The most common form of compensation is a success fee commission where the payment of a commission to the brokerage is contingent upon finding a satisfactory buyer for the business for sale, the successful negotiation of a purchase contract between a satisfactory buyer and seller, or the settlement of the transaction and the exchange of money between buyer and seller. Just as major investment banks normally charge a retainer for services, more business brokers have started to embrace this practice as well. The retainer helps cover the upfront costs incurred by the broker to perform services and shows a commitment on the part of the client that they are serious. Certain types of M&A transactions involve securities and may require that an intermediary be securities licensed in order to be compensated.
In North America, success fee commissions range from 5% to 12%. Usually, the smaller the transaction, the larger the commission. "Main Street" businesses, those with enterprise value between $100,000 and $5,000,000 can expect commissions to average between 10-12%.
Retainers, when charged, run from a low of a few hundred dollars to six figure sums depending on the size and complexity of the transaction. They are usually non-refundable, but are sometimes deductible from the commission paid at closing. Commissions are determined between the client are normally paid at closing. The larger middle market transactions use the Lehman or the Double Lehman scales.
In the UK, many brokers handling the sale of smaller businesses often operate on a no retainer basis and with their entire compensation being paid only on successful sale of the business. Others charge a small retainer ranging from a few hundred pounds to a few thousand. Larger businesses may pay several tens of thousands in retainers followed by a success fee ranging from 1% to 5%. Commissions are negotiable between seller and broker.
Brokers typically foot the cost of marketing and other expenses incurred in their attempts to sell the business.
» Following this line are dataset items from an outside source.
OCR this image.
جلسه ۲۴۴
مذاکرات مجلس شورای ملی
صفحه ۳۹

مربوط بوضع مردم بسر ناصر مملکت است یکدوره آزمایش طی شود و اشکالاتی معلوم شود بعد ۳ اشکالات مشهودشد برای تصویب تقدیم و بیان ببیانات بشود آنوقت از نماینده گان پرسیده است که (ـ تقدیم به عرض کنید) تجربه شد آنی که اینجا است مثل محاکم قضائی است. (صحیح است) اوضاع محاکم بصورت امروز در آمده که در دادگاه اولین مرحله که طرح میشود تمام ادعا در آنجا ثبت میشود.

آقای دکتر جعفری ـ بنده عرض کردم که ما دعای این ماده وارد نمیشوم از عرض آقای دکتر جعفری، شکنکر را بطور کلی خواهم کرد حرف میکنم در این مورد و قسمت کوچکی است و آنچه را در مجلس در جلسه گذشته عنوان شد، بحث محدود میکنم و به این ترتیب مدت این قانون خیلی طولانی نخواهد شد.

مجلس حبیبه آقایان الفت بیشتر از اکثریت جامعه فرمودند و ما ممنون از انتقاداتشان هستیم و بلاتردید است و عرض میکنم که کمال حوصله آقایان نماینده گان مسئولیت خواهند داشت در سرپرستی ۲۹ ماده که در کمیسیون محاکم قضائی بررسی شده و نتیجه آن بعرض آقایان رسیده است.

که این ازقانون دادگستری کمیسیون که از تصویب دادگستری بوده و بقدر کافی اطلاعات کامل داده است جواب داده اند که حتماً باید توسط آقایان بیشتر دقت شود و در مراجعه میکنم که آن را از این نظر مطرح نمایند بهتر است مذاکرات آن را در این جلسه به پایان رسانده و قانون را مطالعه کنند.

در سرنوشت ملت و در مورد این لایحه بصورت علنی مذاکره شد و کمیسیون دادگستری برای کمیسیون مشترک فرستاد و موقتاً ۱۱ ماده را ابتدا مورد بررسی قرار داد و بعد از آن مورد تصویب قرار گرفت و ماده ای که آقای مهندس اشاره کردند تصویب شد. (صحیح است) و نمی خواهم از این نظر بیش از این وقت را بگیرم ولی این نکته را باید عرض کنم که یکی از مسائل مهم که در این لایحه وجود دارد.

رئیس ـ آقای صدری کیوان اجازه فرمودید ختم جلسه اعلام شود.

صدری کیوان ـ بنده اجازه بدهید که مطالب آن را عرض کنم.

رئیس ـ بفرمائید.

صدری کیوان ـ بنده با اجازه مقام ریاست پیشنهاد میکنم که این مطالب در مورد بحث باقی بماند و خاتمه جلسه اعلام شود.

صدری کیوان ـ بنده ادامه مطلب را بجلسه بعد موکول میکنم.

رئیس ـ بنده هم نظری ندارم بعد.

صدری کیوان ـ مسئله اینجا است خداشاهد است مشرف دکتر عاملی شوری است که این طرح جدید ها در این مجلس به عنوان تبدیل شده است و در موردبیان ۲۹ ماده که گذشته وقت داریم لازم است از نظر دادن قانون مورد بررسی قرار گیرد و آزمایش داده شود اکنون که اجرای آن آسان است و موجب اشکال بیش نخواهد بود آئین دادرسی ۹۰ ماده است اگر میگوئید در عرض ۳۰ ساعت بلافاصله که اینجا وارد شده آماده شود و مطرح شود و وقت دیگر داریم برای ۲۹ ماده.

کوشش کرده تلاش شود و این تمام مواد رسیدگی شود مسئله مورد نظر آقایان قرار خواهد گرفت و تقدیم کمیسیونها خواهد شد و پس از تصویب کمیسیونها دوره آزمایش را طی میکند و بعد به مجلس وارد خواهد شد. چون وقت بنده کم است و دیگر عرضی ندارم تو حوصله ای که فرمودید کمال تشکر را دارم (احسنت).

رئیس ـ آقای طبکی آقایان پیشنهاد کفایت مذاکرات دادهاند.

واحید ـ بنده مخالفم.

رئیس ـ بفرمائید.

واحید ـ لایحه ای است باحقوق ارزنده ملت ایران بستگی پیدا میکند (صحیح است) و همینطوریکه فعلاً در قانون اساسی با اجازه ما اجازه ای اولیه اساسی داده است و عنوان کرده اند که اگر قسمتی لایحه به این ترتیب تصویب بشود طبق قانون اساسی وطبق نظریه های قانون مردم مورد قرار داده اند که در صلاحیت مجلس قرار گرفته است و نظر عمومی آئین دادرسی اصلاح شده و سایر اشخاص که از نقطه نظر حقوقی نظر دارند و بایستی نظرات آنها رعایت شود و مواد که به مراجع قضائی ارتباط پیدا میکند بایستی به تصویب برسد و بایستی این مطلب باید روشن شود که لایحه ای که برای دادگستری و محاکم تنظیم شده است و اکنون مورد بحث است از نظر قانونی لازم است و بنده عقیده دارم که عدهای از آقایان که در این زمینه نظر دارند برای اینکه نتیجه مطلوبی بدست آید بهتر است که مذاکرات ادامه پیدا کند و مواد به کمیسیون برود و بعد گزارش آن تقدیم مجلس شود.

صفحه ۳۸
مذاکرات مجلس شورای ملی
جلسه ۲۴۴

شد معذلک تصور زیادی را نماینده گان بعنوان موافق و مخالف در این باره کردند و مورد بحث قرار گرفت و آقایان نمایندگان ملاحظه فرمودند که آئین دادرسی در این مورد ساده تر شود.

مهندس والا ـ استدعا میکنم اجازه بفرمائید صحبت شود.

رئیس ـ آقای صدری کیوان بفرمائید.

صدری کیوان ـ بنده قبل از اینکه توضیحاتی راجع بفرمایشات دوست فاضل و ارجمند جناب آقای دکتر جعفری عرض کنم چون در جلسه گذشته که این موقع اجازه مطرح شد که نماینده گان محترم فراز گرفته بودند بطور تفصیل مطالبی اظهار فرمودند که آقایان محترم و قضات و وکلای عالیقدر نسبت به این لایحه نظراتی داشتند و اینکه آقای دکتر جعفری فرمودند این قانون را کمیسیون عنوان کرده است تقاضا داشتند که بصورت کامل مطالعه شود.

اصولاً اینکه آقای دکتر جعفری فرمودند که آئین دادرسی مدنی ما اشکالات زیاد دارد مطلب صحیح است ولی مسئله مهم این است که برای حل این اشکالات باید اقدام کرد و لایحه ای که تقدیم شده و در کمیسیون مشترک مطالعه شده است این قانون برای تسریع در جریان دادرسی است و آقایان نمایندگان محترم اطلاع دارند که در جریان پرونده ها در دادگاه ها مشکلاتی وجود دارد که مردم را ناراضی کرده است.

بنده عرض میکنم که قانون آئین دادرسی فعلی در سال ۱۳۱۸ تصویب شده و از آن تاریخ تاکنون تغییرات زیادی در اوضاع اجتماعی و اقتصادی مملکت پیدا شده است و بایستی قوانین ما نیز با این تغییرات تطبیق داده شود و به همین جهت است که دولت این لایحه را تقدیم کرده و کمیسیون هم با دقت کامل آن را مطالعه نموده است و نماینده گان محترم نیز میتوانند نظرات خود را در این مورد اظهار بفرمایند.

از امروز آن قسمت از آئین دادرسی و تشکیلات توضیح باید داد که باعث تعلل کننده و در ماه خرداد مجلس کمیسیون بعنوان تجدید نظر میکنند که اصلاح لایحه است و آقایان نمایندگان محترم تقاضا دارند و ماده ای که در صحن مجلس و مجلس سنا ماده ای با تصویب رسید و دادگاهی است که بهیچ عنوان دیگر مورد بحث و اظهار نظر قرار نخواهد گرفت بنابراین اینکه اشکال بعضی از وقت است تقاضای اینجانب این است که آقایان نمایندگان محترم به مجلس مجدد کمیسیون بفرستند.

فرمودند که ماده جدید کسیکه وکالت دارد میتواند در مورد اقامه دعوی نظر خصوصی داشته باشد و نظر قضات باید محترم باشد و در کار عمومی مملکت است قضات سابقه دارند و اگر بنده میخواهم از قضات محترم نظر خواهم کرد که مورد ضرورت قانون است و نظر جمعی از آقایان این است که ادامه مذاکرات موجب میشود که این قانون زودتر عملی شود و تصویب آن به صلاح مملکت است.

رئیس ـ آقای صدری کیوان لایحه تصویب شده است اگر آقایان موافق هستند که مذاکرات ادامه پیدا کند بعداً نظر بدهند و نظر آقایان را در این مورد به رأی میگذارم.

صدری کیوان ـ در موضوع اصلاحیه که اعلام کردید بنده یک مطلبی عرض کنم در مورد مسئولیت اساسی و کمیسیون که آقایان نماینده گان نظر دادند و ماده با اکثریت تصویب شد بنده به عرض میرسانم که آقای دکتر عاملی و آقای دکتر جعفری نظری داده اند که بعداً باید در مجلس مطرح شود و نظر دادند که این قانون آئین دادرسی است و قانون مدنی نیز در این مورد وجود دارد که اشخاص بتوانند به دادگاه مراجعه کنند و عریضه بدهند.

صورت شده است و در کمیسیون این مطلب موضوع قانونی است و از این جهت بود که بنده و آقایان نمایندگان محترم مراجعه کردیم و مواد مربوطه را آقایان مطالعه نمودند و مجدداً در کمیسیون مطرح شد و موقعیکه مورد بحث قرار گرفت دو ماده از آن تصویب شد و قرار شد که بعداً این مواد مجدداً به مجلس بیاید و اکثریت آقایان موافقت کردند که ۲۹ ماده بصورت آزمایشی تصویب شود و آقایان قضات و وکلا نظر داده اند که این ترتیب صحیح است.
Licensing of business brokers

In the US, licensing of business brokers varies by state, with some states requiring licenses, some not; and some requiring licenses if the broker is commissioned but not requiring a license if the broker works on an hourly fee basis. State rules also vary about recognizing licensees across state lines, especially for interstate types of businesses like national franchises. Some states, like California, require either a broker license or law license to even advise a business owner on issues of sale, terms of sale, or introduction of a buyer to a seller for a fee. All Canadian provinces with the exception of Alberta, require a real estate license in order to commence a career. According to an IBBA convention seminar in 2000, at least 13 states required business brokers to have a real estate license. The following states require a license to practice as a business broker: Arizona, California, Colorado, Florida, Georgia, Idaho, Illinois, Minnesota, Nebraska, Nevada, Oregon, Rhode Island, South Dakota, Utah, Wisconsin, and Wyoming.
In the UK there is no licensing system in place and no formal requirements for practising as a business broker.
Certain types of M&A transactions involve securities and may require that these "middlemen" be securities licensed in order to be compensated. The governing authority in the US is the U.S. Securities and Exchange Commission and in the UK it is the Financial Conduct Authority.

Business Broker Associations

Business brokers have a number of National, Regional and local Associations in the United States that provide education, regulatory and annual conferences for its members. One of the largest is the IBBA which has over 500 business broker members across the United States. The IBBA also has a Canadian arm.
In the UK the national body is the Institute for Transaction Advisers and Business Brokers. In Australia the national body is the Australian Institute of Business Brokers.